🤖 AI Summary
This work addresses the high API costs and latency incurred by large language models in long-context encoding tasks, where existing compression methods often lack task awareness and risk disrupting code structure or discarding critical information. Inspired by human programmers’ “selective skimming” behavior, the authors propose an adaptive context pruning framework that introduces, for the first time, an explicit task-aware target prompting mechanism. This mechanism guides a lightweight (0.6B-parameter) neural skimmer to dynamically evaluate and retain only the most relevant code lines. Evaluated on four benchmarks including SWE-Bench Verified, the method achieves token compression rates of 23%–54%, with up to a 14.84× reduction on the LongCodeQA task, while incurring minimal performance degradation—demonstrating a strong balance between compression efficiency and semantic fidelity.
📝 Abstract
LLM agents have demonstrated remarkable capabilities in software development, but their performance is hampered by long interaction contexts, which incur high API costs and latency. While various context compression approaches such as LongLLMLingua have emerged to tackle this challenge, they typically rely on fixed metrics such as PPL, ignoring the task-specific nature of code understanding. As a result, they frequently disrupt syntactic and logical structure and fail to retain critical implementation details. In this paper, we propose SWE-Pruner, a self-adaptive context pruning framework tailored for coding agents. Drawing inspiration from how human programmers"selectively skim"source code during development and debugging, SWE-Pruner performs task-aware adaptive pruning for long contexts. Given the current task, the agent formulates an explicit goal (e.g.,"focus on error handling") as a hint to guide the pruning targets.
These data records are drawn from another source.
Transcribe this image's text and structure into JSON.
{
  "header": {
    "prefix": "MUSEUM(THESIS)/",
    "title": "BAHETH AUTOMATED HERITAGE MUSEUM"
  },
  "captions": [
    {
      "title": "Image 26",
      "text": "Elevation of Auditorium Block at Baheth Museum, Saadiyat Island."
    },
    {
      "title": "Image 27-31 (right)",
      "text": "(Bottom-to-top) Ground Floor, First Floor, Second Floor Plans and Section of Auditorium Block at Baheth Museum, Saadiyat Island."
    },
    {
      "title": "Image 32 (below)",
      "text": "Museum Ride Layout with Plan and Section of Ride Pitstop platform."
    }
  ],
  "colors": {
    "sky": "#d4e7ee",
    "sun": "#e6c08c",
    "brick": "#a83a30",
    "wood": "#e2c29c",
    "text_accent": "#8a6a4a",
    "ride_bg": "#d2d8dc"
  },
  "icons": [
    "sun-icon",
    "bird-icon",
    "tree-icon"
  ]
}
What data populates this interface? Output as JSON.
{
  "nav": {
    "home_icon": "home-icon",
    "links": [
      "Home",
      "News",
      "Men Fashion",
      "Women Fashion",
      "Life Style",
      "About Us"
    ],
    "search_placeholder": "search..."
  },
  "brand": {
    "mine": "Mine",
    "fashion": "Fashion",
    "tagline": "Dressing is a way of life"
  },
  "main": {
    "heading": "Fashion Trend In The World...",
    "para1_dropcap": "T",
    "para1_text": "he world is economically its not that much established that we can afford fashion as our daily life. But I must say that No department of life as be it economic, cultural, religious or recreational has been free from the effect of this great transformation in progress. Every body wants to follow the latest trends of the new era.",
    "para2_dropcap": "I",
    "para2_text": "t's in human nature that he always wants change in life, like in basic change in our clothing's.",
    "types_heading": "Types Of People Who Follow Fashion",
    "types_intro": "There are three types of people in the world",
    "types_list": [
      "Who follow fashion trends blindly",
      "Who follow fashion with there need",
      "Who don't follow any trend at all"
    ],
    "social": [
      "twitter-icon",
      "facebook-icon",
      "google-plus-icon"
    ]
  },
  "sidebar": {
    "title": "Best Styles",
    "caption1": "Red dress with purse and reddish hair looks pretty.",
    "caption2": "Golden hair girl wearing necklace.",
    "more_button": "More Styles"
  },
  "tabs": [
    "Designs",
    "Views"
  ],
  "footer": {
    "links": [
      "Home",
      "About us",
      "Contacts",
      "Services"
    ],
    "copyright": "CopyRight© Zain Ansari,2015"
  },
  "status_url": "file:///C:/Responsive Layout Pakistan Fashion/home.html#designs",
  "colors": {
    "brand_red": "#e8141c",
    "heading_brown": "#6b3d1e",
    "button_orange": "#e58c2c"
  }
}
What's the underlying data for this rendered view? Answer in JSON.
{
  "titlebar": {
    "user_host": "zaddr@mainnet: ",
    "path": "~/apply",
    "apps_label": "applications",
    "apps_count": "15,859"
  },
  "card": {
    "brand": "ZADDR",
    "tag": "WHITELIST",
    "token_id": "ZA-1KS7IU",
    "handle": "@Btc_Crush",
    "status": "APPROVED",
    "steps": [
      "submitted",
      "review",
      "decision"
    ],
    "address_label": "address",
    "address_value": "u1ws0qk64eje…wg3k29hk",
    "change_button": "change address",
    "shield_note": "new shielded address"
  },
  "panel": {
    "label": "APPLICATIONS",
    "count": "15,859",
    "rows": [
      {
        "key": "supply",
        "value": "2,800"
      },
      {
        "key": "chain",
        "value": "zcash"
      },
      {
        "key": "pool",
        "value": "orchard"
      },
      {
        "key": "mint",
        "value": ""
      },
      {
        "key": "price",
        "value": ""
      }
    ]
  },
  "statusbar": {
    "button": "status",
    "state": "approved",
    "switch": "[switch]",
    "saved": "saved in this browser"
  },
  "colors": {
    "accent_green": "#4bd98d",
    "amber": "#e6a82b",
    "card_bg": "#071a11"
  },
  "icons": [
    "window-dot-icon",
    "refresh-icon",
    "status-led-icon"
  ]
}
A lightweight neural skimmer (0.6B parameters) is trained to dynamically select relevant lines from the surrounding context given the goal. Evaluations across four benchmarks and multiple models validate SWE-Pruner's effectiveness in various scenarios, achieving 23-54% token reduction on agent tasks like SWE-Bench Verified while even improving success rates, and up to 14.84x compression on single-turn tasks like LongCodeQA with minimal performance impact.